I am okay with estimating the manipulation of hex to get the general colors I want. When it comes to the smaller manipulations and fine-tuning, I am a little less able to grasp the changes I am looking for if the colors are more mixed. I’d been considering switching my CSS to that for a while. HSL was brought to my attention when I made the template change the temperature’s text color to be based on the temperature. Finally, I got around to switching the color space today. While there, I made a few tweaks, and it was much more intuitive.

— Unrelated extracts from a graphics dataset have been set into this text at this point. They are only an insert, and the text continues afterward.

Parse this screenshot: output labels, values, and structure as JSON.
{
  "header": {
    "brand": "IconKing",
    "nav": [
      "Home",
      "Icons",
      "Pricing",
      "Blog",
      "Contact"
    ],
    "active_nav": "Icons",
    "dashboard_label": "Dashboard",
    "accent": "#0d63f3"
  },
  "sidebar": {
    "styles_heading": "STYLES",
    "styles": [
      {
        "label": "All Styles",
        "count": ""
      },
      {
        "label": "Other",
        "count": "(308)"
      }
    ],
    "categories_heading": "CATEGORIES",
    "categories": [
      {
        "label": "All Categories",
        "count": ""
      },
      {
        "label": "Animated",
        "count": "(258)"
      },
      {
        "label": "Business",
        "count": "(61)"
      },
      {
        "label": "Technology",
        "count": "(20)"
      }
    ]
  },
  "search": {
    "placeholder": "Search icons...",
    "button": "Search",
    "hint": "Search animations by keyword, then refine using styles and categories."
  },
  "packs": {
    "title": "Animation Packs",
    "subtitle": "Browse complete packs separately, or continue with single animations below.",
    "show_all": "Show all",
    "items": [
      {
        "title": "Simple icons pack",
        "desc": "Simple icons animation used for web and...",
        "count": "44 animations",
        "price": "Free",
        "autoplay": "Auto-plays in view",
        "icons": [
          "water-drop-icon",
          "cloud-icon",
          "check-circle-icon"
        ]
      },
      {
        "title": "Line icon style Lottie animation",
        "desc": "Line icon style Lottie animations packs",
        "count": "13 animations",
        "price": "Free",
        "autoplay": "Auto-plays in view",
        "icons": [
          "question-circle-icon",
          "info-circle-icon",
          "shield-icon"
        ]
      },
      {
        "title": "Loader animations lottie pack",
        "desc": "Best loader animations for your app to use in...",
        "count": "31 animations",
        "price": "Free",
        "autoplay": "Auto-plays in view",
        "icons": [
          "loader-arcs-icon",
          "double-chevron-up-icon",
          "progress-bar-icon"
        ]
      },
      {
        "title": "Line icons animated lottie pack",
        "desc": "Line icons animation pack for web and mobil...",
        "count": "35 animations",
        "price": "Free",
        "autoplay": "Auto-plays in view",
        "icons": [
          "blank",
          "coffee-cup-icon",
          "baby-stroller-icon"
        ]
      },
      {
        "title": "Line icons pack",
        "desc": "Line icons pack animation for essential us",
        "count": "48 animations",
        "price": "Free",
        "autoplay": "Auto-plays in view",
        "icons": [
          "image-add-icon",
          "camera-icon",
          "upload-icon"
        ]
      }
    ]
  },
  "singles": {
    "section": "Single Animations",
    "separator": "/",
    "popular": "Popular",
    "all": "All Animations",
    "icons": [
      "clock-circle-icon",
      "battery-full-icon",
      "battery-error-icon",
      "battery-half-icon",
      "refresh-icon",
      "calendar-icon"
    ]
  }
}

When I was testing it out on the local Zola server, I checked out the CSS file that was generated, and it still had the hex numbers. I spent more time than I want to admit looking for how I screwed up. After some playing around, I realized that grass was converting the HSL from the SCSS files back to hex. That was a nice surprise since that seems to be the most common color form, plus it is the most compatible. I don’t use SCSS for more than a few calculations, but it’s a nice preprocessor language.
I need to explore SCSS more and use it to its full potential. I was hesitant to rely on it with Hugo since that project changed the processor a couple of times when I used it and I just didn’t trust that the DART version would remain available for FreeBSD. It’s not in the ports. With Zola, it uses a Rust library, which is compiled right into the binary. Rust is also a FreeBSD port.